What Joshua Harris Denouncing His Faith, Getting Divorced, and Refuting His Book Should Teach Us

Joshua Harris announced this week that he and his wife of 22 years are getting a divorce. 

He’s the author of I Kissed Dating Goodbye, former pastor of megachurch Covenant Life Church in Gaithersburg, and creator of the documentary I Survived I Kissed Dating Goodbye

Days after he and his wife posted on Instagram about their decision, Joshua said:

“The information that was left out of our announcement is that I have undergone a massive shift in regard to my faith in Jesus. 

The popular phrase for this is “deconstruction”, the biblical phrase is “falling away”. By all of the measurements that I have for defining a Christian, I am not a Christian. 

Many people tell me that there is a different way to practice faith and I want to remain open to this, but I’m not there now”. 

What does this teach us? We can’t make other Christians our Bible. We can’t make Christian leaders and Pastors our Jesus. 

Joshua Harris wrote a book that kicked off what was called the purity culture. 

Many churches and parents got behind the book and had their teenagers read it. 

I read it. 

It changed the course of my life in a positive way. 

I lead purity retreats for years. 

But, for many, they didn’t have a positive experience. In fact, they had a truly damaging experience that they say led to terrible marriages, painful sex, or a life of singleness.

Why was it positive for some and damaging for others? 

Many parts of his book parrot the view of church teachings and the culture. 

Virginity = Purity

God calls us to a life of purity, and that doesn’t end when you get married.

Teaching that virginity is the same as purity leads to all sorts of crisis even if you wait till your wedding day for sex.

A lot of people feel sex is dirty because their virginity has been equated with purity. 

Without Sex, You Won’t Feel Fulfilled

One thing the purity culture did that was necessary, was it got the church to positively talk about sex.

Prior to that, you would’ve never heard a sermon or message in youth group about how great sex is within marriage.

The problem is, we’ve been taught that the only way to feel truly fulfilled in life is to have married sex.

That means there is no hope for joy and fulfillment in life for the unmarried Christian or Christian that’s in a sexless marriage. 

You Can’t Be Friends With The Opposite Sex

A call to courtship has only sealed the deal for those that believe people of the opposite sex can be just friends.

Courtship teaches you should only go out with someone if you want to marry them.

Even television shows teach us that if a man and woman develop a good relationship of any kind, it will lead to sex.

This philosophy has caused us to separate genders instead of teaching them how to develop healthy relationships.

It’s has caused there to be a general distrust between the genders, which in turn, has lead to more same-sex relationships. 

Today, the purity culture is being railed against and many are blaming Joshua Harris for how his book negatively impacted a generation. 

We had a good experience with the purity culture.

Why did I have a positive experience with the purity culture? Because it wasn’t shaped solely by a 21-year-old dude.
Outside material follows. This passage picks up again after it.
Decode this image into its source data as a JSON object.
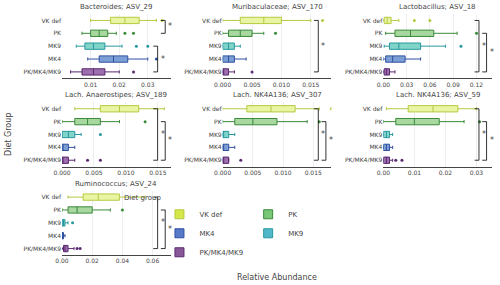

There were a lot of voices in my life that pointed me to read the scriptures for myself and seek out God’s will in my life. 

We believed in true love waiting so much, we inscribed it on the inside of our wedding bands.

That book is the reason Austin and I stopped kissing during our dating years. That decision kept us from sex before marriage.

But more than anything, it allowed us to focus on our friendship and remove the distractions of sex from our relationship.

Our goal of getting married wasn’t just so we could have sex with each other, but so that we would stop saying goodbye to each other every night. We wanted to build our lives together. 

As Christians, we put too much on Joshua Harris. 

There were a lot of great things he wrote in that book, but it was taken as the Bible of dating and every suggestion he made was followed. That should’ve never been the case.

We put too much on him. And as a result of that, he’s had to read story after story of people blaming him for the horrible marriages and lives they ended up with.

It’s no wonder that 20 years later, Joshua Harris is hitting a point of crisis in his life and re-thinking everything he has ever believed. 

We should not be surprised when our Christian leaders go through a divorce, make bad judgment calls, or walk away from their faith.

Instead, we should remember that we all fall short and that our job is to come alongside one another and in prayer and love. 

Stop following people and go to the Bible.

This is a reminder to me that we cannot follow people and make them the be all end all of our decision making. We must go to the Bible.

Each and every one of us believers have the Holy Spirit living inside of us. We can’t put so much on others. It’s not fair to them and it’s not biblical. 

I hope that this is a lesson to us that we cannot put so much on our leaders. Taking everything they say without comparing it to scripture and blaming them for our failures because we followed, sets everyone up for failure.